The Waiting Game

I am waiting to hear back from two farms that are interested in having me volunteer.  Waiting is hard.  Sometimes I feel like I’m always waiting for things to happen…. waiting for life to “start”.  Does anyone else struggle with that?  It seems we’re always rushing towards something….. graduation, getting a job, marriage, children, vacations, then ultimately retirement, and, ummmm, post-retirement.  Our society trains us to build our hopes on upcoming milestones, and I guess I’m well-trained.  Because my life doesn’t look like the “ordinary”, or conventional thirty-something American woman’s life, I often do feel like I am waiting for the next milestone.  My milestones just seem to be different from the job, husband, white-picket fence, and babies.  Maybe thinking so much about tomorrow stops me from enjoying the live-moment as much as I could.  Maybe that stops me from committing myself completely to today.  I don’t know, but I do know I am waiting again.  Waiting to hear the, “Sure!  We’d love to share our passion for natural and organic living with you!”  Waiting for the next step of the journey.  I like to think that I’ve made myself completely available for whatever comes; only those willing to even take the bus, have to wait for the bus to arrive.  I’m excited to see where the winds inside me will drive these sails.

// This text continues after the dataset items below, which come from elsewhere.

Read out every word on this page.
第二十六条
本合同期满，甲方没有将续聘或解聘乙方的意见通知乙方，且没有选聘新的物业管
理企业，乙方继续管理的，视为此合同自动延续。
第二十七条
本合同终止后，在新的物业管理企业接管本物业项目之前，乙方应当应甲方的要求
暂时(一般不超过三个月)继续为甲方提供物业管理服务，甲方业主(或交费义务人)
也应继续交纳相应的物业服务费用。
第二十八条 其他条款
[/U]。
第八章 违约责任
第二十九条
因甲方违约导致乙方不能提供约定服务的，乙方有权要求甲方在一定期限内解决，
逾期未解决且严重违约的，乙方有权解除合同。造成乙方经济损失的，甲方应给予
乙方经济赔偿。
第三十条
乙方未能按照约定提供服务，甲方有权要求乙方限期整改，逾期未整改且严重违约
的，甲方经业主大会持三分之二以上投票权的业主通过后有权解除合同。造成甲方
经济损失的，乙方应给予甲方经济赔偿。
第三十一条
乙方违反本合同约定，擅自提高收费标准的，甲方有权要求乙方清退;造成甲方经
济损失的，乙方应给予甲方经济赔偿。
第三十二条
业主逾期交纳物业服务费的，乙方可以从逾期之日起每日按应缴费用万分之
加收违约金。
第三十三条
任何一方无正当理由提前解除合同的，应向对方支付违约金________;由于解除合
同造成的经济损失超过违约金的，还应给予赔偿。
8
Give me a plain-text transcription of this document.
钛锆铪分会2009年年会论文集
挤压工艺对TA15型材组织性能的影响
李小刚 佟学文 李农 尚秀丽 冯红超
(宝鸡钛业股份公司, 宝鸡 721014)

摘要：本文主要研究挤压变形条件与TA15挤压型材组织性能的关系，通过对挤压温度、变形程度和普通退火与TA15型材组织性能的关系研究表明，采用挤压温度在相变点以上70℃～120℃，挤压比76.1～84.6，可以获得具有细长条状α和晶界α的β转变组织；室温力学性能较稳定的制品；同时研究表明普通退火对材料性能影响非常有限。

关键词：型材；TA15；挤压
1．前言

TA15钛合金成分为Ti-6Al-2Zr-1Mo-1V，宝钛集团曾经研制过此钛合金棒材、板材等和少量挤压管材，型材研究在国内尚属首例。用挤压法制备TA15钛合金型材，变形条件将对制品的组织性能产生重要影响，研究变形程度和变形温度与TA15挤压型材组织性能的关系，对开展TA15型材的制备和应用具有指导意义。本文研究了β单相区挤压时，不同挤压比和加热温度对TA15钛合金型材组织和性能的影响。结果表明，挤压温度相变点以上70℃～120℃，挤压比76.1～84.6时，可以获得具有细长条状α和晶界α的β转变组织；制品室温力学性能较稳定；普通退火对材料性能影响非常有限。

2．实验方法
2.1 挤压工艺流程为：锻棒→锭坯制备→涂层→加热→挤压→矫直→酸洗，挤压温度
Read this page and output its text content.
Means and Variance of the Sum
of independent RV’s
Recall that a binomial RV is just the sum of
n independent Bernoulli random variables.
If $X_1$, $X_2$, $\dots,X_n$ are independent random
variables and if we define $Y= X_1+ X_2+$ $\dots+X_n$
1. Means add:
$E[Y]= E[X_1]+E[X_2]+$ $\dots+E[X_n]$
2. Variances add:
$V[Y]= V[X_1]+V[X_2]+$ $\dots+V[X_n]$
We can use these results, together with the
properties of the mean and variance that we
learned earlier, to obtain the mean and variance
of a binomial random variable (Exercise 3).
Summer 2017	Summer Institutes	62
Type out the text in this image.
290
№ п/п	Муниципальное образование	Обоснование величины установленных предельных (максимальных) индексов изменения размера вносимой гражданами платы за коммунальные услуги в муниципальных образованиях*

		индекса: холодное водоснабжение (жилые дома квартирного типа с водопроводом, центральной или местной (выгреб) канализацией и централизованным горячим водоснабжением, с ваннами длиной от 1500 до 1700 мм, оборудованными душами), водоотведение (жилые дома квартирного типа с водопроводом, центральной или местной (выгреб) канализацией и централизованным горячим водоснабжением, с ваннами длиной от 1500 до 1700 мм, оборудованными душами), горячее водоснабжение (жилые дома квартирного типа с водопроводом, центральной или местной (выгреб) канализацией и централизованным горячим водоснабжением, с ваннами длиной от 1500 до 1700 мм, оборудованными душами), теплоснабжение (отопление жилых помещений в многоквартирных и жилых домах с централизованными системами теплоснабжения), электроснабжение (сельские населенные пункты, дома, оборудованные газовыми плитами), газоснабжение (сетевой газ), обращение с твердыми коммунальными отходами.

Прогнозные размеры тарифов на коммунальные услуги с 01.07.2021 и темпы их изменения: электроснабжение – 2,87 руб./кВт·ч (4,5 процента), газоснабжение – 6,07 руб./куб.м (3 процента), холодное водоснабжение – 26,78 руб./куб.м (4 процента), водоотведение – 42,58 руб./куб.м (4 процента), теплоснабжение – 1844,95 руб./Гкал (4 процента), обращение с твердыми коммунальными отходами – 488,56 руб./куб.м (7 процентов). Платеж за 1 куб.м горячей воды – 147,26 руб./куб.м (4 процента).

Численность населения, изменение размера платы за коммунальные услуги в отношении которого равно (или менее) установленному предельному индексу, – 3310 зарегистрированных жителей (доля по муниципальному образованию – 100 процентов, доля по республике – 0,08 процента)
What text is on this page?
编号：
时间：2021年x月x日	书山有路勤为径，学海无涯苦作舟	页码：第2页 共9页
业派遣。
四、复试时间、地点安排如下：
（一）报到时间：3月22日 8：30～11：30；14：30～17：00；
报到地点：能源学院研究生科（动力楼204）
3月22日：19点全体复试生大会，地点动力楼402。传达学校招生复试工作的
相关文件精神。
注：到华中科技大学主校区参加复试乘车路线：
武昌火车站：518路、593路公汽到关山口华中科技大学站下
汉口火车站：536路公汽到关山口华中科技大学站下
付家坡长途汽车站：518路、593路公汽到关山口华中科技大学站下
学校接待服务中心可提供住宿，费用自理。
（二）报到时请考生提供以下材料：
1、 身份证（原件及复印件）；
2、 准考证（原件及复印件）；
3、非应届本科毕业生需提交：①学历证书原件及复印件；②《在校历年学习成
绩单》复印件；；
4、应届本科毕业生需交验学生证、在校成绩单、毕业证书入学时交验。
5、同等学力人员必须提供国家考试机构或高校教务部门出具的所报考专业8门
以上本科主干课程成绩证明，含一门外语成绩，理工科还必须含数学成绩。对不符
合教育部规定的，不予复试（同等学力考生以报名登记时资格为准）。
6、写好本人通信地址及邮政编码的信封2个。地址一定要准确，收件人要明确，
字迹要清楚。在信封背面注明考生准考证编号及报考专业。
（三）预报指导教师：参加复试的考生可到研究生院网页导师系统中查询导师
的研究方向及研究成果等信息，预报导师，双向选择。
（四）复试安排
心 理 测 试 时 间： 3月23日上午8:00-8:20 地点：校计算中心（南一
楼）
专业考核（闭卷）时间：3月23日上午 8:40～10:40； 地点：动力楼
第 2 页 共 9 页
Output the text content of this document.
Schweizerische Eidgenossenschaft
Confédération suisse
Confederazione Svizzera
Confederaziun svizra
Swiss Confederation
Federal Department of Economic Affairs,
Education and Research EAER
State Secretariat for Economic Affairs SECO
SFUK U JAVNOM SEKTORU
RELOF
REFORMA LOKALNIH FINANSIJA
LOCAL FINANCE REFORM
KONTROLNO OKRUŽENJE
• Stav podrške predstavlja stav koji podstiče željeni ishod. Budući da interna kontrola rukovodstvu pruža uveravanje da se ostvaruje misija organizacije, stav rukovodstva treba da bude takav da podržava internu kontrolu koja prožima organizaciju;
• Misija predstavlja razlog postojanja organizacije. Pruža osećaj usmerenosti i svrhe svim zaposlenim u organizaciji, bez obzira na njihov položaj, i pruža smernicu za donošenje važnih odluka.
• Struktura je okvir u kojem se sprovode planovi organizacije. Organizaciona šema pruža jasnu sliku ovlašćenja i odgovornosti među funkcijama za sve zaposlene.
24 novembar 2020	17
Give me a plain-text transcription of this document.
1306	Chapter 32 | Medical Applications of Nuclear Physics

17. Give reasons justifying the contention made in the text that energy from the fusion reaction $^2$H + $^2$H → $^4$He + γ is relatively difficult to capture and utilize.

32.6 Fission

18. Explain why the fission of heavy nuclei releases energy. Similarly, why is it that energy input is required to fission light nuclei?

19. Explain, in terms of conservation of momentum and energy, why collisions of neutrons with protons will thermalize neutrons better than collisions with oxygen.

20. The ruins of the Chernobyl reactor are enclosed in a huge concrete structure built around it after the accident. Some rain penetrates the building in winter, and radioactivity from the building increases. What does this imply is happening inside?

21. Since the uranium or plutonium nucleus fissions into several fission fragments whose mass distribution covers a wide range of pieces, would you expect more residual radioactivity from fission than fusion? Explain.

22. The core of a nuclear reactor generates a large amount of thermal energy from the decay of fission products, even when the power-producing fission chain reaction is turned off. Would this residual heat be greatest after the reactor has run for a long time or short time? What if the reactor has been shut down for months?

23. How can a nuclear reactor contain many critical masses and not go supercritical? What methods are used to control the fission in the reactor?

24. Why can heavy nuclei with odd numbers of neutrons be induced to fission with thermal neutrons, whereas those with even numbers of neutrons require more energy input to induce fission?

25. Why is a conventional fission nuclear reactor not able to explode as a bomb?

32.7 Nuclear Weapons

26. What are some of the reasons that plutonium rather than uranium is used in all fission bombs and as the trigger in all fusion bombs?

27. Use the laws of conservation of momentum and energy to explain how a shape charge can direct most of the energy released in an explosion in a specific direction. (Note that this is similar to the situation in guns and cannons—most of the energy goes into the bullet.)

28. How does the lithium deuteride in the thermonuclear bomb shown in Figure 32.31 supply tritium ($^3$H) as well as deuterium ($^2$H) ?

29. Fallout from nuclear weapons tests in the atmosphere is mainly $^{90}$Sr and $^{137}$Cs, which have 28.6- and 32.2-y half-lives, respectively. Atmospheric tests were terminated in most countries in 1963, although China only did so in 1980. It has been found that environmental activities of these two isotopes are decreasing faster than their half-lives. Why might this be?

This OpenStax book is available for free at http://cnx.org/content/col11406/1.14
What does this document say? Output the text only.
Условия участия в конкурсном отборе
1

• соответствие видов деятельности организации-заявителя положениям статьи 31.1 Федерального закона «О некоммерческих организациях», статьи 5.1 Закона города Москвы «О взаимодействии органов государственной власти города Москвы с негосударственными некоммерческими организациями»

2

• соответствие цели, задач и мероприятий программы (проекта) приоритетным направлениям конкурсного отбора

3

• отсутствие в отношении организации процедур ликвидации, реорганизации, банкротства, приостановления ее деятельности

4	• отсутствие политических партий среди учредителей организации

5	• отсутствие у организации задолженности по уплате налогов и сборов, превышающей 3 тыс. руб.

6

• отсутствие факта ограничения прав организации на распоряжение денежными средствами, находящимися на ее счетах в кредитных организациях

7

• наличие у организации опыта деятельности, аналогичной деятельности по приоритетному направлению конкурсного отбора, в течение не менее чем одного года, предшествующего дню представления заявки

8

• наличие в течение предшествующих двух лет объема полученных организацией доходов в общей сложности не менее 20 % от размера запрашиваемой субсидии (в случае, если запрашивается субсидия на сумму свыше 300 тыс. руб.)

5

I’m looking at the two suitcases on the floor of my bedroom.  Hard to believe, but my life fits snugly, very snugly at this point, into those two cases.  I guess it’s kind of strange, maybe if I were 18 or 19 it wouldn’t be so strange, but here I am, two weeks from turning 33, and living out of suitcases, hoping to get a phone call from a coffee farm in the mountains of Puerto Rico,  a yes to hard labor, intense work, and no pay check.  I never dreamed my life would take this path, but I feel so blessed to be here.  I’m happy because I’m listening to the passions that God has sewn within me.  I don’t know how this all fits in to my life as a whole, but for today, I honor those passions and am grateful for the chance to learn more about myself.

The more I think about it, maybe waiting isn’t always a bad thing.  I suppose some people never open up their lives to change and the possibility of new experiences.  Sometimes we get so comfortable and settled, by our own choice or not, that we just become stagnant.  One thing I’ve learned is that there are all types of people in the world, including people who like change and people who don’t.  I guess I’m one who likes change, well, because that’s one way to live new experiences, learn new things, and open our windows to a greater view of the world.  At least that’s what I think.  So, here I am embracing the waiting time, standing in the winding tunnel of life,  looking down and wondering what is beyond the next corner.  I can’t see it, that’s for sure, but choose to walk the path set before me, one step at a time.  Since I don’t have an areal view of that tunnel,  only what my eyes can see before me, I wait.  I wait and prepare turn that corner… again and again.

2 Responses to The Waiting Game

  1. I totally feel you about this pressure to reach milestones!! sometimes we miss “the now”….sail on!!!